J.J. Abrams and Greg Berlanti, two of the industry’s top producers, have extremely rich overall deals with WarnerMedia. Both of them are shepherding big projects not for TNT or TBS but for HBO Max — albeit delayed by the production shutdown. The blueprints for resource allocation are being rewritten within Disney, Comcast and WarnerMedia to prioritize the streaming ventures that are now losing money. The companies hope this period of investing in subscriber-bait original content, despite making the trough of startup losses deeper, will yield long-term benefits in the form of a stable sub base.
WarnerMedia parent AT&T is deep in planning how to prioritize the entertainment-related operations that will come back to full strength once the pandemic threat has eased.
“Periods of economic duress accelerate shifts in consumer and corporate behavior.”
Michael Nathanson, media analyst
“This experience will change many things, including customer behaviors and expectations,” said John Stankey, AT&T’s incoming CEO, during the April 22 earnings call. “We’re evaluating our product distribution strategy, relooking at volumes and the required support levels we need in a down economy. We’re rethinking our theatrical model and looking for ways to accelerate efforts that are consistent with the rapid changes in consumer behavior from the pandemic.”
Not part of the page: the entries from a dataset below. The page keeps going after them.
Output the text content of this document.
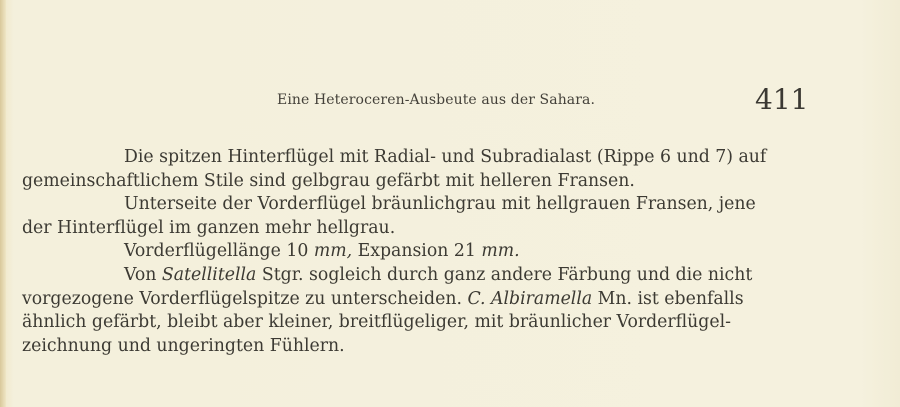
Eine Heteroceren-Ausbeute aus der Sahara.	411
Die spitzen Hinterflügel mit Radial- und Subradialast (Rippe 6 und 7) auf
gemeinschaftlichem Stile sind gelbgrau gefärbt mit helleren Fransen.
Unterseite der Vorderflügel bräunlichgrau mit hellgrauen Fransen, jene
der Hinterflügel im ganzen mehr hellgrau.
Vorderflügellänge 10 mm, Expansion 21 mm.
Von Satellitella Stgr. sogleich durch ganz andere Färbung und die nicht
vorgezogene Vorderflügelspitze zu unterscheiden. C. Albiramella Mn. ist ebenfalls
ähnlich gefärbt, bleibt aber kleiner, breitflügeliger, mit bräunlicher Vorderflügel-
zeichnung und ungeringten Fühlern.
Among the hard choices coming soon to TV titans is the fate of advertising-based business. Advanced advertising formats are seen as the future for ad-supported digital platforms, whose ranks are growing thanks to the introduction of Comcast’s Peacock and ViacomCBS’ Pluto TV. The migration of viewers to broad national platforms is shaping up to put another big dent in the notion of localism in media. Just as community and regional newspapers are hurting mightily, so are local TV stations amid the sudden downturn.
Fox Corp. CEO Lachlan Murdoch got attention by flatly stating that ad sales at Fox’s 29 owned-and-operated local TV stations are pacing down about 50% compared with the year-ago frame. If not for the promise of a presidential campaign political advertising windfall on the horizon later this year, the outlook for local TV would be bleak.
The shutdown of virtually all live sports has been a blow with ripple effects across the television ecosystem in terms of ad sales, sponsorship deals and ratings and as a marketing platform for other products. (To wit: WarnerMedia had intended to promote the heck out of the May 27 HBO Max launch in TBS/TNT/TruTV coverage of the March Madness college basketball tournament.)
Sports rights have become a source of friction within the pay TV world because the high cost of ESPN, Fox Sports and regional sports channels is seen as inflating the cost of MVPD service for consumers, which in turn fuels cord-cutting. Disney and Comcast are in the tight spot of trying to build streaming platforms for the future — including Disney’s ESPN Plus — while protecting their linear sports turf. The spiraling cost of rights packages for big league sports is going to force hard choices in the near future as to whether the investment makes sense, particularly if leagues seek to restrain streaming options for rights holders with linear platforms.
Bob Chapek, Disney’s newly installed CEO, was pressed about this dilemma during the company’s May 5 earnings call. His answer boiled down to: Only time will tell.
“Existing consumer trends play a real big part on how we think about the value of sports rights as they make the transition from linear over to digital,” said Chapek. “It’s a bit premature to give any specific details on what the strategy is other than we’re obviously highly interested in those and we think we want to make the evolution along with the consumer as they go from linear to digital.”